Well, I don't know of any comparable period of American history when there was such a drastic cutback in the attention paid to books, and I think this is the worst it has been. I think it's part of a general tendency on the part of newspapers not to cut back only on reviews, but on foreign news reporting. I was just talking to a Boston Globe reporter who told me the Globe has shut down its entire foreign news service. And this is true of a number of papers across the country. I think a lot of it has to do with television taking over the attention of people with more attention being paid to visual media—and it’s not a good thing at all.
If you talk to newspaper owners, some of them will say there is more talk about books on the Internet, and that they just can't compete with that. That people can now get their news and reviews about books elsewhere. Do you believe this?

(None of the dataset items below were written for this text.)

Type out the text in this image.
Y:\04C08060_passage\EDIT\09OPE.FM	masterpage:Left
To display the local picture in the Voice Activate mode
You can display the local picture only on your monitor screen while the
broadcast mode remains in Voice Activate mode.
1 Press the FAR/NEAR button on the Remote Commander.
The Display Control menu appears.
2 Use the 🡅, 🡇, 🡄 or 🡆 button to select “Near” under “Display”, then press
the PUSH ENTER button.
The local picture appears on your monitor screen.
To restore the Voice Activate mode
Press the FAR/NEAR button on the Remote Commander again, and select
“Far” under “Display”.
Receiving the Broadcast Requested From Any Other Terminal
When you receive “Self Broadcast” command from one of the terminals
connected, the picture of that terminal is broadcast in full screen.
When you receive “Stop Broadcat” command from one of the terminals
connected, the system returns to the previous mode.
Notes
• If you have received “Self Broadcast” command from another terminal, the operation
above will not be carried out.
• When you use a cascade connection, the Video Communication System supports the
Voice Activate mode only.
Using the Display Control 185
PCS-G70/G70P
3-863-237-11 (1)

Well, they have to hunt for it—newspaper editors are putting greater responsibility on the individual to find information which we normally would get in our daily newspaper. After all, there are still a lot of people who don’t have computers and are totally dependent on newspapers, so for those people, simply telling me that to go and get information on the Internet doesn’t help. So I think these cutbacks are unfortunately part of the dumbing down of the American public, which is supposed to be a highly educated public … and the cutback of book reviews sections and book reviews makes things worse.

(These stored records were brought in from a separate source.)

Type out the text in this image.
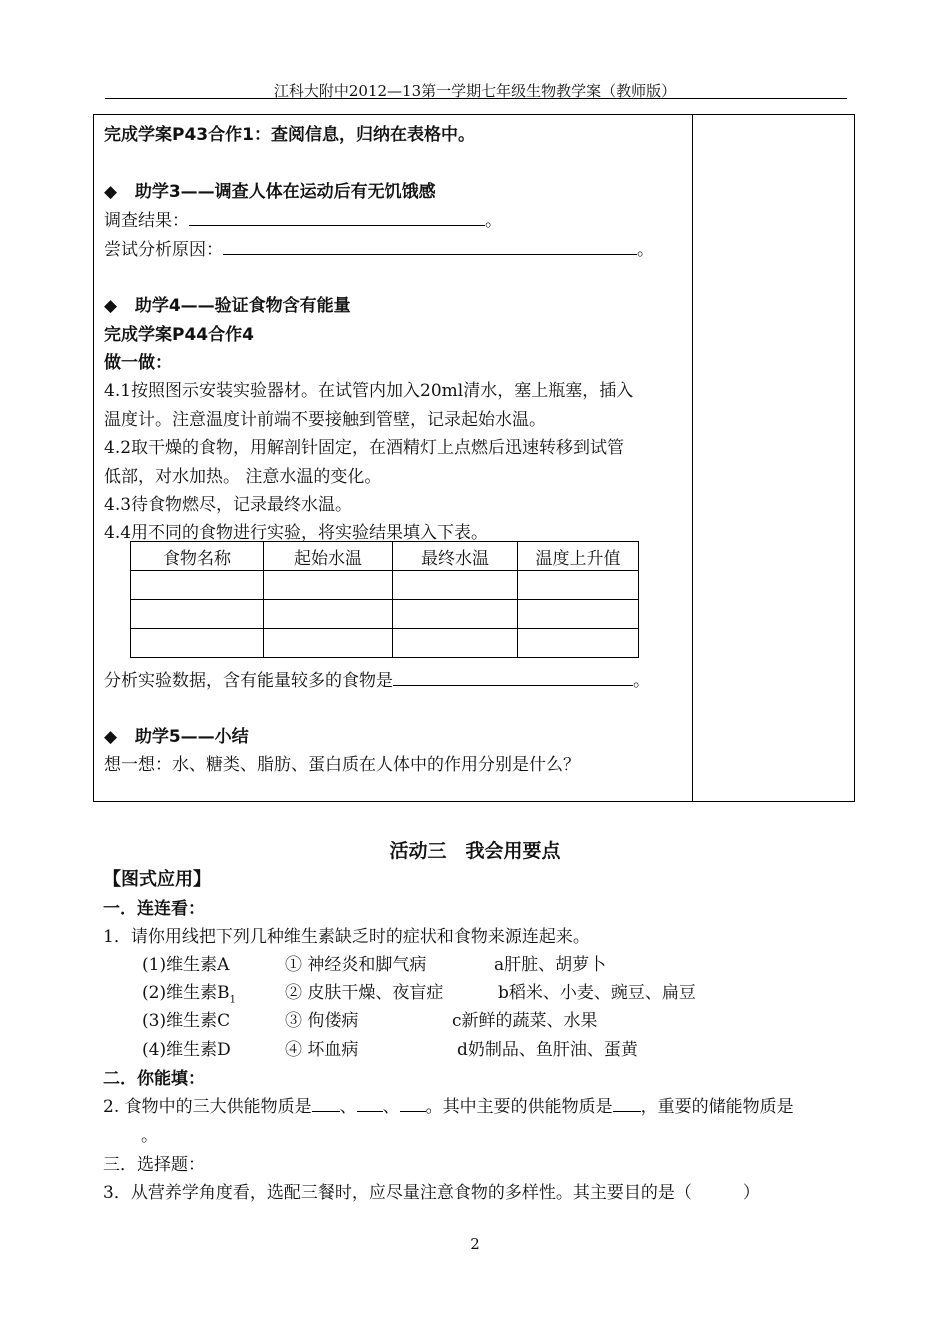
江科大附中2012—13第一学期七年级生物教学案（教师版）
完成学案P43合作1：查阅信息，归纳在表格中。
◆ 助学3——调查人体在运动后有无饥饿感
调查结果：	。
尝试分析原因：	。
◆ 助学4——验证食物含有能量
完成学案P44合作4
做一做：
4.1按照图示安装实验器材。在试管内加入20ml清水，塞上瓶塞，插入
温度计。注意温度计前端不要接触到管壁，记录起始水温。
4.2取干燥的食物，用解剖针固定，在酒精灯上点燃后迅速转移到试管
低部，对水加热。 注意水温的变化。
4.3待食物燃尽，记录最终水温。
4.4用不同的食物进行实验，将实验结果填入下表。
食物名称	起始水温	最终水温	温度上升值

分析实验数据，含有能量较多的食物是	。
◆ 助学5——小结
想一想：水、糖类、脂肪、蛋白质在人体中的作用分别是什么？
活动三　我会用要点
【图式应用】
一．连连看：
1．请你用线把下列几种维生素缺乏时的症状和食物来源连起来。
(1)维生素A	① 神经炎和脚气病	a肝脏、胡萝卜
(2)维生素$B_1$	② 皮肤干燥、夜盲症	b稻米、小麦、豌豆、扁豆
(3)维生素C	③ 佝偻病	c新鲜的蔬菜、水果
(4)维生素D	④ 坏血病	d奶制品、鱼肝油、蛋黄
二．你能填：
2. 食物中的三大供能物质是 、 、 。其中主要的供能物质是 ，重要的储能物质是
。
三．选择题：
3．从营养学角度看，选配三餐时，应尽量注意食物的多样性。其主要目的是（　　　）
2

After all, democracy depends on information, it depends on the public being informed, and the inattention to books, the diminished attention to books, is important because books are probably the least censored part of our culture. That is, while television and radio have been more and more monopolized, and newspapers are more and more concentrated in fewer hands, I have found as a writer that there has been more freedom in book publishing than in any other aspect of American culture—this in spite of the fact that publishing itself has been taken over by financial and industrial moguls, like my own publisher, HarperCollins, which was taken over by Rupert Murdoch. But I think it is still true that books are the freest area. So when people ask me for sources of information, I tell them go to the library, go to the bookstore, because I think books are the last refuge from the lies and misinterpretations that are pushed down upon people.

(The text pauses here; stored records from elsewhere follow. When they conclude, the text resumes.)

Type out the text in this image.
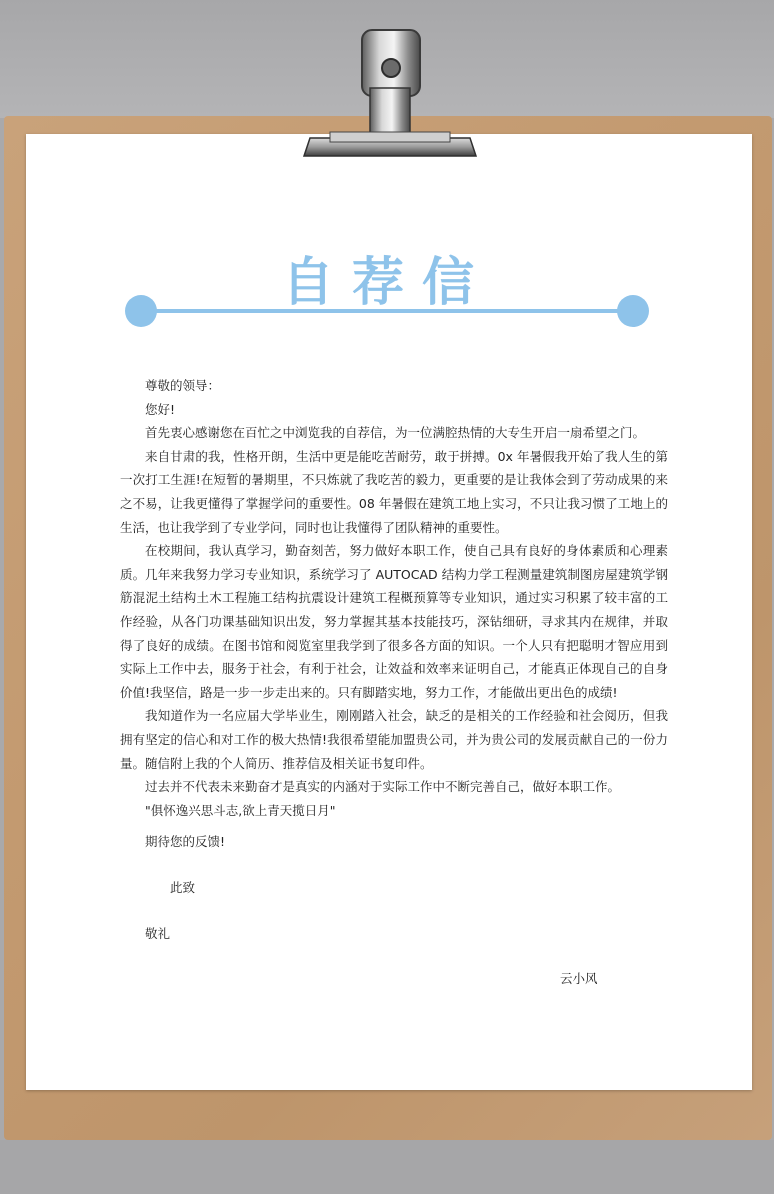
自荐信

尊敬的领导：

您好!

首先衷心感谢您在百忙之中浏览我的自荐信，为一位满腔热情的大专生开启一扇希望之门。

来自甘肃的我，性格开朗，生活中更是能吃苦耐劳，敢于拼搏。0x 年暑假我开始了我人生的第一次打工生涯!在短暂的暑期里，不只炼就了我吃苦的毅力，更重要的是让我体会到了劳动成果的来之不易，让我更懂得了掌握学问的重要性。08 年暑假在建筑工地上实习，不只让我习惯了工地上的生活，也让我学到了专业学问，同时也让我懂得了团队精神的重要性。

在校期间，我认真学习，勤奋刻苦，努力做好本职工作，使自己具有良好的身体素质和心理素质。几年来我努力学习专业知识，系统学习了 AUTOCAD 结构力学工程测量建筑制图房屋建筑学钢筋混泥土结构土木工程施工结构抗震设计建筑工程概预算等专业知识，通过实习积累了较丰富的工作经验，从各门功课基础知识出发，努力掌握其基本技能技巧，深钻细研，寻求其内在规律，并取得了良好的成绩。在图书馆和阅览室里我学到了很多各方面的知识。一个人只有把聪明才智应用到实际上工作中去，服务于社会，有利于社会，让效益和效率来证明自己，才能真正体现自己的自身价值!我坚信，路是一步一步走出来的。只有脚踏实地，努力工作，才能做出更出色的成绩!

我知道作为一名应届大学毕业生，刚刚踏入社会，缺乏的是相关的工作经验和社会阅历，但我拥有坚定的信心和对工作的极大热情!我很希望能加盟贵公司，并为贵公司的发展贡献自己的一份力量。随信附上我的个人简历、推荐信及相关证书复印件。

过去并不代表未来勤奋才是真实的内涵对于实际工作中不断完善自己，做好本职工作。

"俱怀逸兴思斗志,欲上青天揽日月"

期待您的反馈!
此致
敬礼
云小风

But we have a problem here, because if books are written about less and less, and not everyone has a connection to the Internet, how do people know a book exists? I tried to find a review of your latest book, A Power Governments Cannot Suppress, and aside from websites like Alternet, which were running excerpts, I couldn’t find one.
No, you're right. There have been reviews in very tiny publications, but no—no reviews in major newspapers.
Was it like that when you first began to publish?
Well, it’s always been harder for unorthodox, dissident writers to get reviews. But my earlier books did get reviewed a lot more often, and in many more places than my present books. I'm thinking also of—and comparing reviews during—the Vietnam War era and reviews during the Iraq War. In 1967, I wrote a book called Vietnam: the Logic of Withdrawal, and it was reviewed in many major newspapers … Just recently Anthony Arnove wrote Iraq: The Logic of Withdrawal, and so far as I can see it has received very few or no reviews in major newspapers. If you compare two books on similar situations, what has happened in 40 years, it's disheartening.
So what should people do who care about this form of dialog?
I wish I knew what the answer was to this question, because the only reply one can give in a situation like this is for people to seek out alternate sources of information, alternate newspapers, community newspapers, community radio, cable television.
But I also would suggest that people start campaigns to restore attention to book reviewing in those newspapers that have cut down on book reviewing. Presumably editors are somewhat sensitive to reader reactions. I think if readers didn’t simply accept these cuts passively, and they carried campaigns asking that newspapers restore the space and the attention to books, well, that would be one way to fight.
Actually, the National Book Critics Circle started a campaign just like that in Atlanta, where the book editor position was eliminated. With local readers and booksellers we petitioned the paper and met with the editor, Julia Wallace. We have a petition going that has more than 5,000 signatures online and more at local bookstores.
Well, I think what you just described would be a valuable thing to do in newspapers all across the country.